3. If there is a tool response, combine the tool's output to provide a clear and concise answer to the user's query, or attempt to select another tool if needed to provide a more comprehensive answer.
{tool_info}
System time: {system_time}
"""
Here's how the refine_tool_call node looks like in assistant_graph.py
async def refine_tool_call(
state: State, *, config: RunnableConfig
) -> dict[str, list[BaseMessage]]:
"""Call the MCP server tool."""
if state.current_tool == None:
return
# Fetch the current state and configs
...
# Get the tool info
tool_info = state.current_tool.get("metadata", {}).get("tool_info", {})
# Bind the tool call to the model
# Prepare the LLM
prompt = ChatPromptTemplate.from_messages(
[
("system", configuration.tool_refiner_prompt),
("placeholder", "{messages}"),
]
)
model = load_chat_model(configuration.tool_refiner_model)

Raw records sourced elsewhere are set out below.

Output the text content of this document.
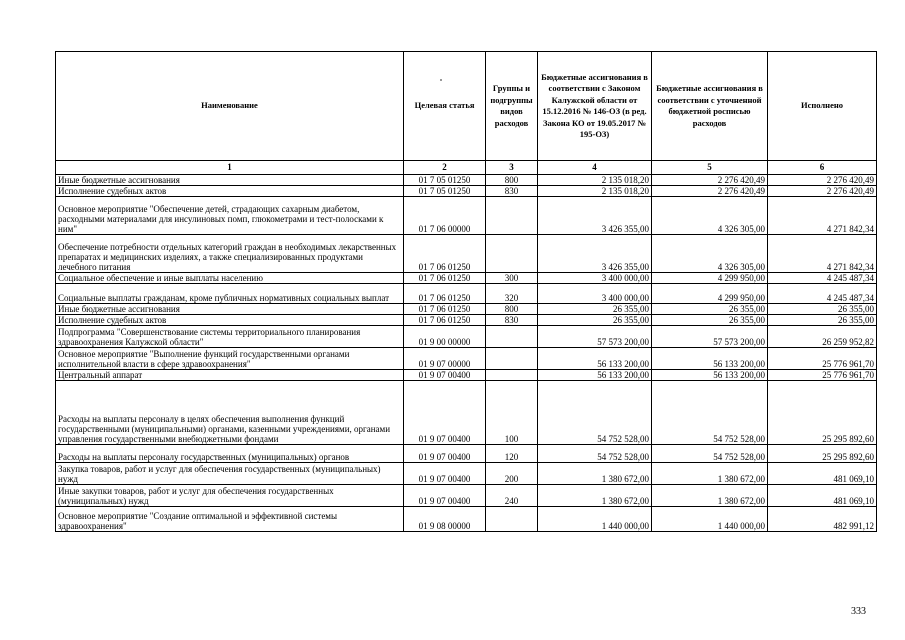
Наименование	Целевая статья	Группы и подгруппы видов расходов	Бюджетные ассигнования в соответствии с Законом Калужской области от 15.12.2016 № 146-ОЗ (в ред. Закона КО от 19.05.2017 № 195-ОЗ)	Бюджетные ассигнования в соответствии с уточненной бюджетной росписью расходов	Исполнено
1	2	3	4	5	6
Иные бюджетные ассигнования	01 7 05 01250	800	2 135 018,20	2 276 420,49	2 276 420,49
Исполнение судебных актов	01 7 05 01250	830	2 135 018,20	2 276 420,49	2 276 420,49
Основное мероприятие "Обеспечение детей, страдающих сахарным диабетом, расходными материалами для инсулиновых помп, глюкометрами и тест-полосками к ним"	01 7 06 00000		3 426 355,00	4 326 305,00	4 271 842,34
Обеспечение потребности отдельных категорий граждан в необходимых лекарственных препаратах и медицинских изделиях, а также специализированных продуктами лечебного питания	01 7 06 01250		3 426 355,00	4 326 305,00	4 271 842,34
Социальное обеспечение и иные выплаты населению	01 7 06 01250	300	3 400 000,00	4 299 950,00	4 245 487,34
Социальные выплаты гражданам, кроме публичных нормативных социальных выплат	01 7 06 01250	320	3 400 000,00	4 299 950,00	4 245 487,34
Иные бюджетные ассигнования	01 7 06 01250	800	26 355,00	26 355,00	26 355,00
Исполнение судебных актов	01 7 06 01250	830	26 355,00	26 355,00	26 355,00
Подпрограмма "Совершенствование системы территориального планирования здравоохранения Калужской области"	01 9 00 00000		57 573 200,00	57 573 200,00	26 259 952,82
Основное мероприятие "Выполнение функций государственными органами исполнительной власти в сфере здравоохранения"	01 9 07 00000		56 133 200,00	56 133 200,00	25 776 961,70
Центральный аппарат	01 9 07 00400		56 133 200,00	56 133 200,00	25 776 961,70
Расходы на выплаты персоналу в целях обеспечения выполнения функций государственными (муниципальными) органами, казенными учреждениями, органами управления государственными внебюджетными фондами	01 9 07 00400	100	54 752 528,00	54 752 528,00	25 295 892,60
Расходы на выплаты персоналу государственных (муниципальных) органов	01 9 07 00400	120	54 752 528,00	54 752 528,00	25 295 892,60
Закупка товаров, работ и услуг для обеспечения государственных (муниципальных) нужд	01 9 07 00400	200	1 380 672,00	1 380 672,00	481 069,10
Иные закупки товаров, работ и услуг для обеспечения государственных (муниципальных) нужд	01 9 07 00400	240	1 380 672,00	1 380 672,00	481 069,10
Основное мероприятие "Создание оптимальной и эффективной системы здравоохранения"	01 9 08 00000		1 440 000,00	1 440 000,00	482 991,12
333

message_value = await prompt.ainvoke(
{
"messages": state.messages[:-1],
"tool_info": str(tool_info),
"system_time": datetime.now(tz=timezone.utc).isoformat(),
},
config,
)
# Replace the last tool call with this one
# we don't want 2 tool calls in a line
last_msg_id = state.messages[-1].id
response = await model.bind_tools([state.current_tool]).ainvoke(
message_value, config
)
response.id = last_msg_id
return {
"messages": [response],
"current_tool": None # unset the current tool
}
You can view all the above changes together here.
Conclusion
In this article we saw how to turn any server end-point with an Open API specification to an MCP server using a generic wrapper. This greatly enhances the current reach of our MCP based Universal assistant!